The hard truth is this: retail traders are more vulnerable where liquidity concentrates. You must wait for confirmation or structure entries and stops professionally. PDH and PDL will either become tools—or traps.
A Practical Daily Checklist
To turn theory into money, you need a repeatable process.
First, mark PDH and PDL on the chart.
Second, do not guess the regime—write scenarios. If price accepts above PDH, look for pullback longs. If a false break occurs, look for shorts. If rejection holds, look for reversion to value.
Third, respect time and session. Be stricter during thin hours.
Fourth, define invalidation before entry. If it is unclear, do not trade.
Fifth, respect fixed risk and daily loss limits. PDH and PDL are not gambling zones.
Sixth, record results in R multiples, not money. Your goal is positive expectancy.
Conclusion
PDH and PDL are not magical levels. They are liquidity levels—and that is enough to make them market decision axes on many days. If you treat them as fixed entry points, you will repeatedly fall victim to false breaks. If you treat them as decision zones within a liquidity framework, you gain three advantages: identifying acceptance versus rejection, exploiting false breaks with high risk-reward, and trading real breaks with sustainable risk management.
Banks do not see lines. Banks see liquidity. But because PDH and PDL often concentrate liquidity, you must take them seriously—like a large player would. Not with excitement, but with discipline. Not with prediction, but with scenarios. Not with size, but with controlled risk.

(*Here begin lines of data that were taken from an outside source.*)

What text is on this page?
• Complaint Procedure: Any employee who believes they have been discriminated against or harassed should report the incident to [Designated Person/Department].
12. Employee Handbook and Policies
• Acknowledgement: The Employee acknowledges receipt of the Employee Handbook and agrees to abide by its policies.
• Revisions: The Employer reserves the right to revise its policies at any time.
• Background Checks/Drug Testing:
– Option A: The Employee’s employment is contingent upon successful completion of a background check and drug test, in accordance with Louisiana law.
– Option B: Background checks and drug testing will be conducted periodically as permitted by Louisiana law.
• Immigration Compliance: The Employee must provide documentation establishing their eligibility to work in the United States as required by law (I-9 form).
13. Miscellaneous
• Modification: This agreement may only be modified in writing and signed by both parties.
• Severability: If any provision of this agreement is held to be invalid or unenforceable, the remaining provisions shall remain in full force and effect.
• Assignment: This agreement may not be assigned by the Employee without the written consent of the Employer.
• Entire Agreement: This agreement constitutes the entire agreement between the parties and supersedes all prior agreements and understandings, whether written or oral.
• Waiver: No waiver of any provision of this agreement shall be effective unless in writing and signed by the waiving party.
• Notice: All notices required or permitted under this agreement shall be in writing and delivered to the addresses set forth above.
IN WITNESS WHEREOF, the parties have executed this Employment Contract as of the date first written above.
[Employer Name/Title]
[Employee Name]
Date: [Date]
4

Frequently Asked Questions
What exactly are PDH and PDL, and why are they important?
PDH is the previous day’s high and PDL is the previous day’s low. They matter because they are obvious reference points watched by many participants, where stops and conditional orders cluster. They are liquidity and decision zones rather than “magical” levels.
Do PDH and PDL work every day?
No. On major news days or during strong one-directional trends, these levels can break quickly or generate multiple traps. They perform best in balanced markets or when breaks show clear acceptance.
What is the best timeframe to trade PDH and PDL?
Use higher timeframes such as H4 or Daily for context, and H1 or 15-minute for execution. PDH and PDL are daily levels, so ultra-low timeframes add noise, while very high timeframes lose precision.
What is the difference between a real break and a false break?
A real break shows acceptance: price holds beyond the level, prints valid closes, and builds aligned swing structure. A false break is a brief penetration to collect stops, followed by a quick return and reversal.
Can you trade just on touching PDH or PDL?
Professionally, no. First touch is often order absorption. Always wait for confirmation such as candle closes, short-term structure breaks, or clear rejection after a probe.
Where should stops be placed?
Stops belong beyond the invalidation point. On rejection shorts from PDH, above PDH and preferably beyond the liquidity spike. On liquidity grabs, beyond the false-break extreme. Stops should not be so tight that noise triggers them.
How should targets be chosen?
On balanced days, prior day value and mid-range are logical targets, followed by the opposite side. On real break days, use higher-timeframe structure and allow part of the trade to run.
Is this strategy only for Forex?
No. It applies to any liquid market with meaningful daily cycles—gold, indices, and even some cryptocurrencies—provided session structure and liquidity behavior are respected.
How can liquidity traps around PDH and PDL be avoided?
Avoid thin hours and abnormal spreads, focus on acceptance rather than mere breaks, and wait for structural confirmation after probes. This dramatically reduces false-break exposure.
What does it really mean that “banks see these levels”?
It means large players care about liquidity, and PDH and PDL often concentrate it because everyone watches them. Price reactions are amplified there—but this is not conspiracy or total control. These levels matter because of collective behavior and order structure.